A live performance such as this allowed the listener to follow each instrument’s progress through the work rather than accept the homogenised (but still affecting) listening experience afforded by a commercial recording. In slow, repetitive music that burrows under the skin, an anonymous, long dead vagrant is heard on a loop singing an unknown song that Bryars believes the man invented himself. The tramp’s shaky voice is rough-hewn and toothless but God-fearing and extraordinarily musical, and in an alchemical act of creation that surely owes something to Pachelbel’s Canon the composer injects a subtle underlay of constantly shifting instrumental sounds: micro-changes that are always breathing, never static.
More than anything, Bryars' achievement has been to bestow a certain immortality on a man whose very existence went unremarked during his lifetime. This “pure” rendition of the work ended far more effectively than the composer’s recording, for the rising instrumentation seemed to guide the voice heavenwards in an unbearably loving act as it receded into silence. Tom Waits for no man in the face of such sublimity.

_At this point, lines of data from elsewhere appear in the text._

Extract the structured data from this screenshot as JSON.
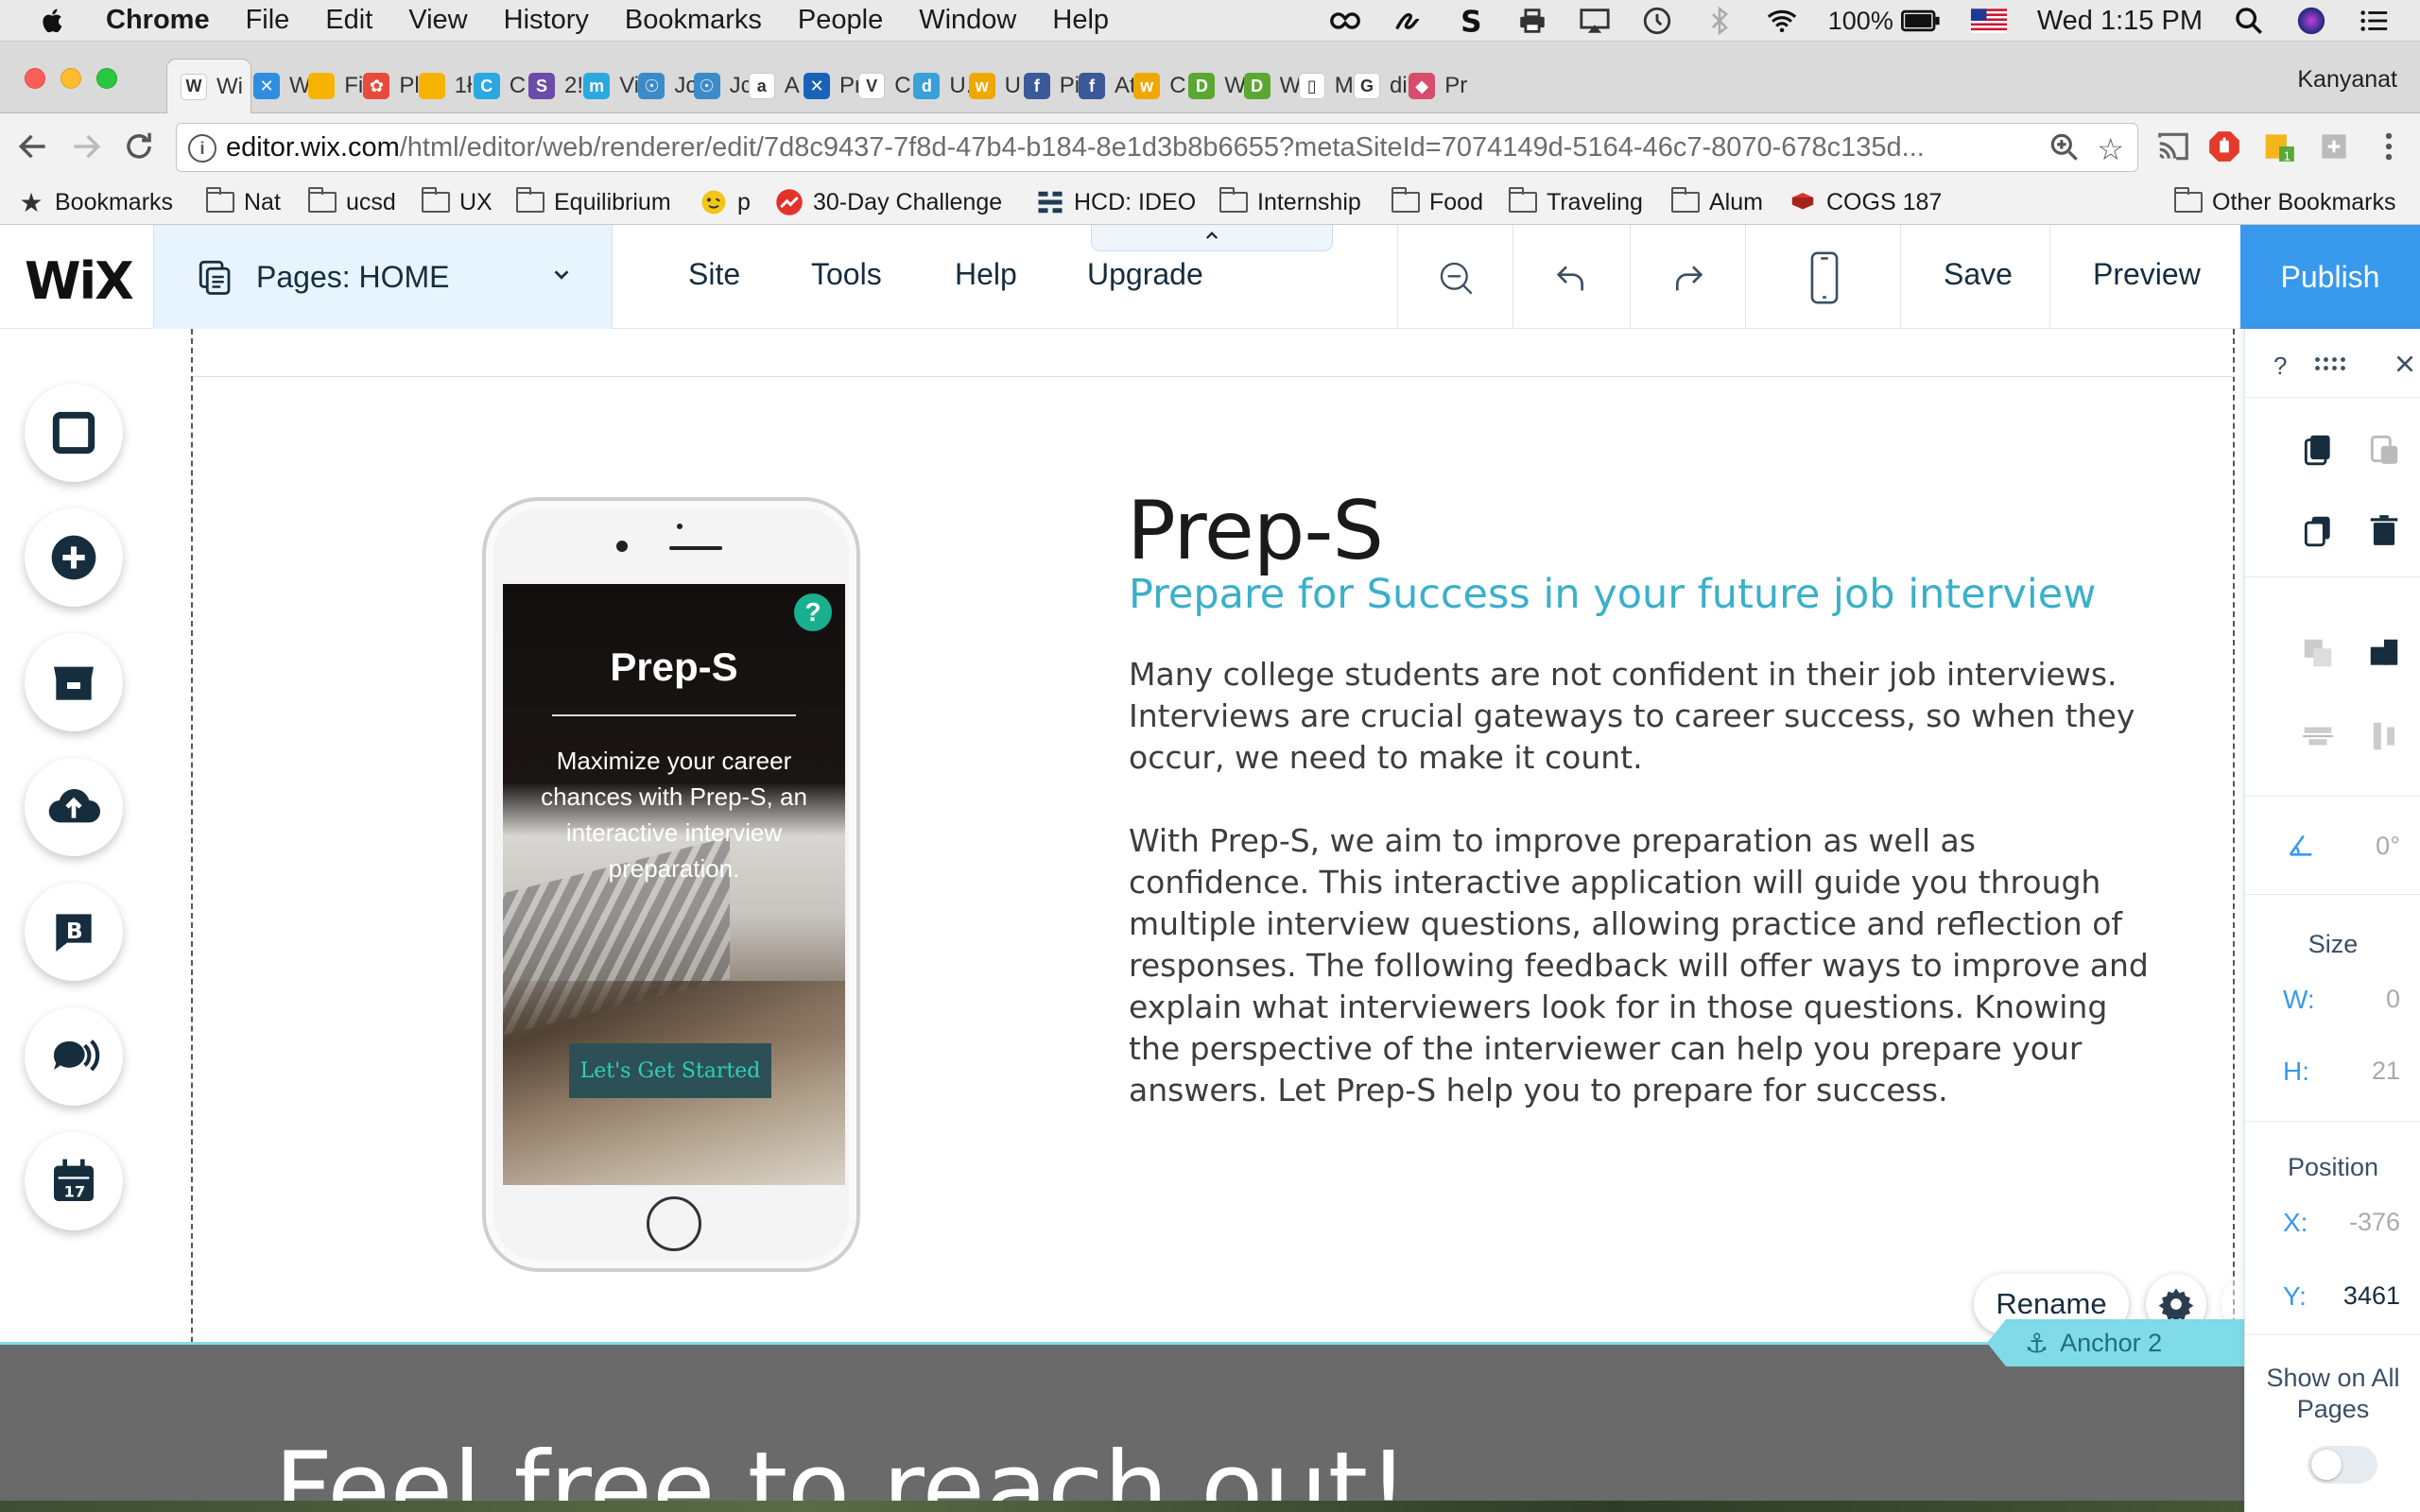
{
  "menubar": {
    "app_name": "Chrome",
    "items": [
      "File",
      "Edit",
      "View",
      "History",
      "Bookmarks",
      "People",
      "Window",
      "Help"
    ],
    "battery": "100%",
    "clock": "Wed 1:15 PM"
  },
  "tabs": [
    {
      "label": "Wi",
      "color": "#ffffff",
      "glyph": "W",
      "active": true
    },
    {
      "label": "W",
      "color": "#2d8ee0",
      "glyph": "✕"
    },
    {
      "label": "Fi",
      "color": "#f6b400",
      "glyph": ""
    },
    {
      "label": "Pl",
      "color": "#e84a3c",
      "glyph": "✿"
    },
    {
      "label": "1ł",
      "color": "#f6b400",
      "glyph": ""
    },
    {
      "label": "C",
      "color": "#2aa8e0",
      "glyph": "C"
    },
    {
      "label": "2!",
      "color": "#6b4ca8",
      "glyph": "S"
    },
    {
      "label": "Vi",
      "color": "#2aa8e0",
      "glyph": "m"
    },
    {
      "label": "Jc",
      "color": "#3a8bc8",
      "glyph": "☉"
    },
    {
      "label": "Jc",
      "color": "#3a8bc8",
      "glyph": "☉"
    },
    {
      "label": "A",
      "color": "#ffffff",
      "glyph": "a"
    },
    {
      "label": "Pr",
      "color": "#1a62b8",
      "glyph": "✕"
    },
    {
      "label": "C",
      "color": "#ffffff",
      "glyph": "V"
    },
    {
      "label": "U.",
      "color": "#3aa0d8",
      "glyph": "d"
    },
    {
      "label": "U",
      "color": "#f0a800",
      "glyph": "w"
    },
    {
      "label": "Pi",
      "color": "#3b5998",
      "glyph": "f"
    },
    {
      "label": "At",
      "color": "#3b5998",
      "glyph": "f"
    },
    {
      "label": "C",
      "color": "#f0a800",
      "glyph": "w"
    },
    {
      "label": "W",
      "color": "#5aa832",
      "glyph": "D"
    },
    {
      "label": "W",
      "color": "#5aa832",
      "glyph": "D"
    },
    {
      "label": "M",
      "color": "#ffffff",
      "glyph": "▯"
    },
    {
      "label": "di",
      "color": "#ffffff",
      "glyph": "G"
    },
    {
      "label": "Pr",
      "color": "#d84c6c",
      "glyph": "◆"
    }
  ],
  "profile_name": "Kanyanat",
  "address": {
    "host": "editor.wix.com",
    "path": "/html/editor/web/renderer/edit/7d8c9437-7f8d-47b4-b184-8e1d3b8b6655?metaSiteId=7074149d-5164-46c7-8070-678c135d..."
  },
  "bookmarks": {
    "label": "Bookmarks",
    "items": [
      "Nat",
      "ucsd",
      "UX",
      "Equilibrium",
      "p",
      "30-Day Challenge",
      "HCD: IDEO",
      "Internship",
      "Food",
      "Traveling",
      "Alum",
      "COGS 187"
    ],
    "other": "Other Bookmarks"
  },
  "wix": {
    "logo": "WiX",
    "pages_label": "Pages: HOME",
    "menu": [
      "Site",
      "Tools",
      "Help",
      "Upgrade"
    ],
    "save": "Save",
    "preview": "Preview",
    "publish": "Publish"
  },
  "phone_app": {
    "title": "Prep-S",
    "description": "Maximize your career chances with Prep-S, an interactive interview preparation.",
    "cta": "Let's Get Started",
    "help_glyph": "?"
  },
  "hero": {
    "title": "Prep-S",
    "subtitle": "Prepare for Success in your future job interview",
    "paragraph1": "Many college students are not confident in their job interviews. Interviews are crucial gateways to career success, so when they occur, we need to make it count.",
    "paragraph2": "With Prep-S, we aim to improve preparation as well as confidence. This interactive application will guide you through multiple interview questions, allowing practice and reflection of responses. The following feedback will offer ways to improve and explain what interviewers look for in those questions. Knowing the perspective of the interviewer can help you prepare your answers. Let Prep-S help you to prepare for success."
  },
  "anchor": {
    "rename": "Rename",
    "label": "Anchor 2"
  },
  "footer": {
    "headline": "Feel free to reach out!"
  },
  "inspector": {
    "help": "?",
    "rotation": "0°",
    "size_label": "Size",
    "w_label": "W:",
    "w_value": "0",
    "h_label": "H:",
    "h_value": "21",
    "position_label": "Position",
    "x_label": "X:",
    "x_value": "-376",
    "y_label": "Y:",
    "y_value": "3461",
    "show_all": "Show on All Pages"
  },
  "colors": {
    "wix_blue": "#3899ec",
    "subtitle_teal": "#3ab0c9",
    "anchor_teal": "#7fdbe8",
    "pages_bg": "#e7f3fd"
  }
}
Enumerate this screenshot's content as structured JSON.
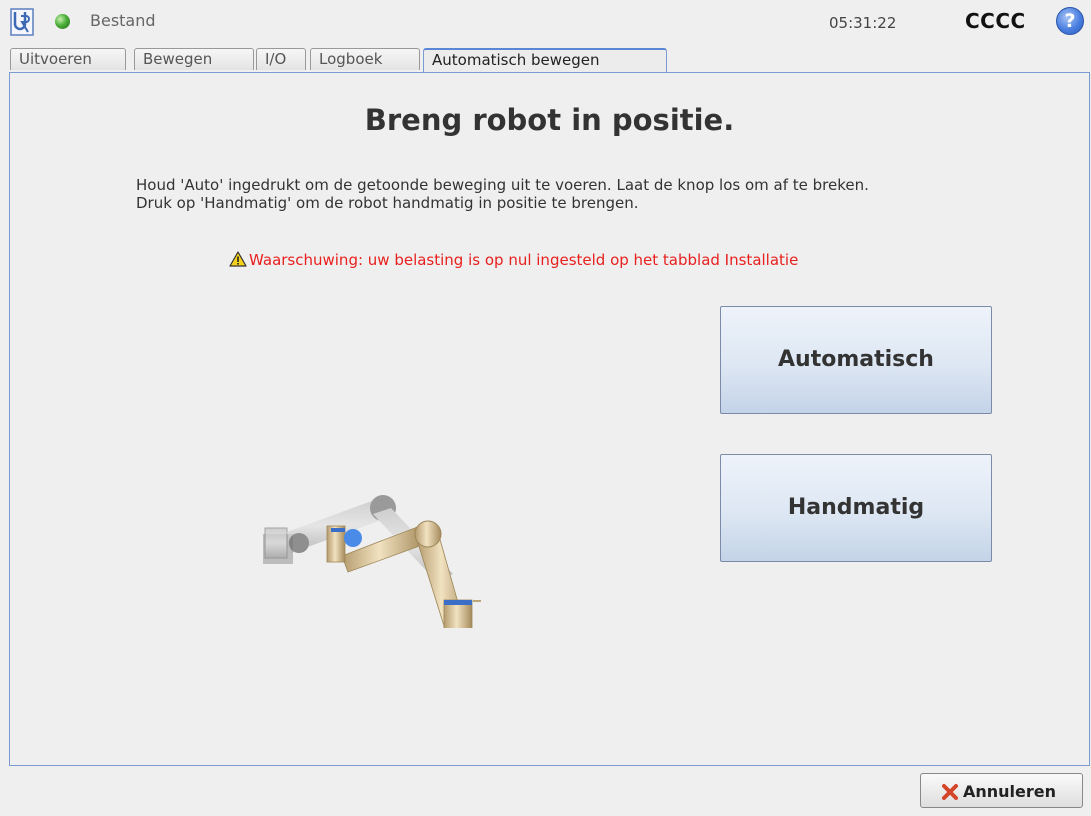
{
  "header": {
    "menu_label": "Bestand",
    "time": "05:31:22",
    "robot_name": "CCCC",
    "help_icon_text": "?"
  },
  "tabs": [
    {
      "label": "Uitvoeren",
      "active": false
    },
    {
      "label": "Bewegen",
      "active": false
    },
    {
      "label": "I/O",
      "active": false
    },
    {
      "label": "Logboek",
      "active": false
    },
    {
      "label": "Automatisch bewegen",
      "active": true
    }
  ],
  "main": {
    "title": "Breng robot in positie.",
    "instruction_line1": "Houd 'Auto' ingedrukt om de getoonde beweging uit te voeren. Laat de knop los om af te breken.",
    "instruction_line2": "Druk op 'Handmatig' om de robot handmatig in positie te brengen.",
    "warning": "Waarschuwing: uw belasting is op nul ingesteld op het tabblad Installatie",
    "auto_button": "Automatisch",
    "manual_button": "Handmatig"
  },
  "footer": {
    "cancel_button": "Annuleren"
  },
  "colors": {
    "warning_text": "#e8201e",
    "panel_border": "#7a9bd0",
    "status_ok": "#4caf3a"
  },
  "icons": [
    "ur-logo-icon",
    "status-ok-icon",
    "help-icon",
    "warning-icon",
    "close-icon"
  ]
}
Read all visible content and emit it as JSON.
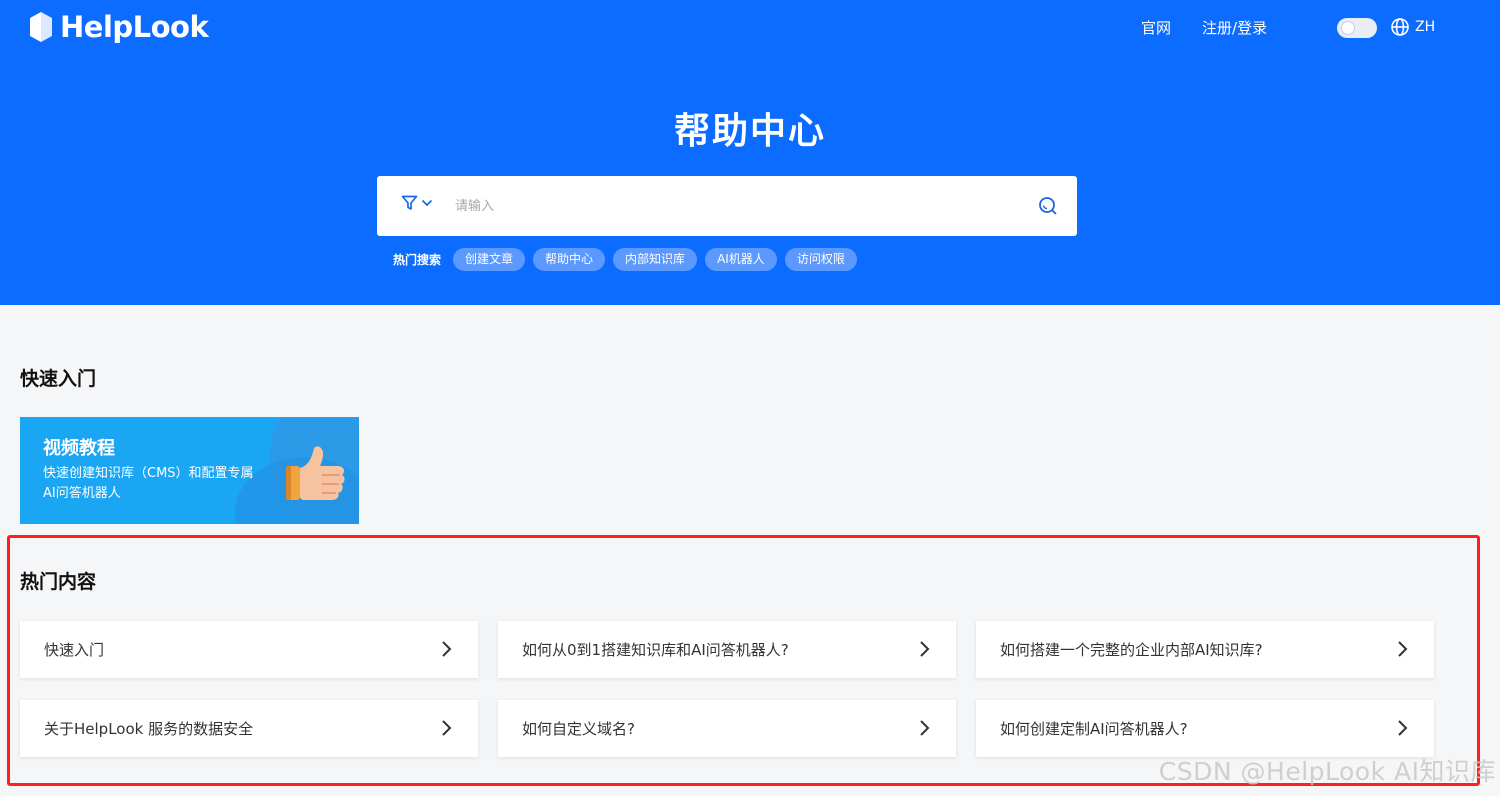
{
  "header": {
    "logo_text": "HelpLook",
    "nav": [
      "官网",
      "注册/登录"
    ],
    "language": "ZH"
  },
  "hero": {
    "title": "帮助中心",
    "search_placeholder": "请输入",
    "hot_search_label": "热门搜索",
    "hot_tags": [
      "创建文章",
      "帮助中心",
      "内部知识库",
      "AI机器人",
      "访问权限"
    ]
  },
  "quick_start": {
    "title": "快速入门",
    "video_card": {
      "title": "视频教程",
      "description": "快速创建知识库（CMS）和配置专属AI问答机器人"
    }
  },
  "hot_content": {
    "title": "热门内容",
    "items": [
      "快速入门",
      "如何从0到1搭建知识库和AI问答机器人?",
      "如何搭建一个完整的企业内部AI知识库?",
      "关于HelpLook 服务的数据安全",
      "如何自定义域名?",
      "如何创建定制AI问答机器人?"
    ]
  },
  "watermark": "CSDN @HelpLook AI知识库",
  "colors": {
    "brand_blue": "#0c6cff",
    "tag_bg": "#5c99ff",
    "video_card_bg": "#1aa6f3",
    "highlight_border": "#ff1f1f"
  }
}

The core musicians, Morgan Goff (viola), Audrey Riley (cello) and James Woodrow (electric guitar) delivered poised accounts of six shorter works that shared a focus on low strings – now haunting, now baleful – and mutable guitar interventions that often gave the impression of a synthesiser at work. At first hearing there were one or two pieces that seemed aimless, even dull, but Bryars invariably repays repeated listening so further exposure would be welcome. A case in point is The North Shore (1993), the only other composition I already knew, a chilly night piece inspired by the view from Whitby beach and a thing of forbidding beauty that sounds like a precursor to the landscapes of Scandi Noir drama.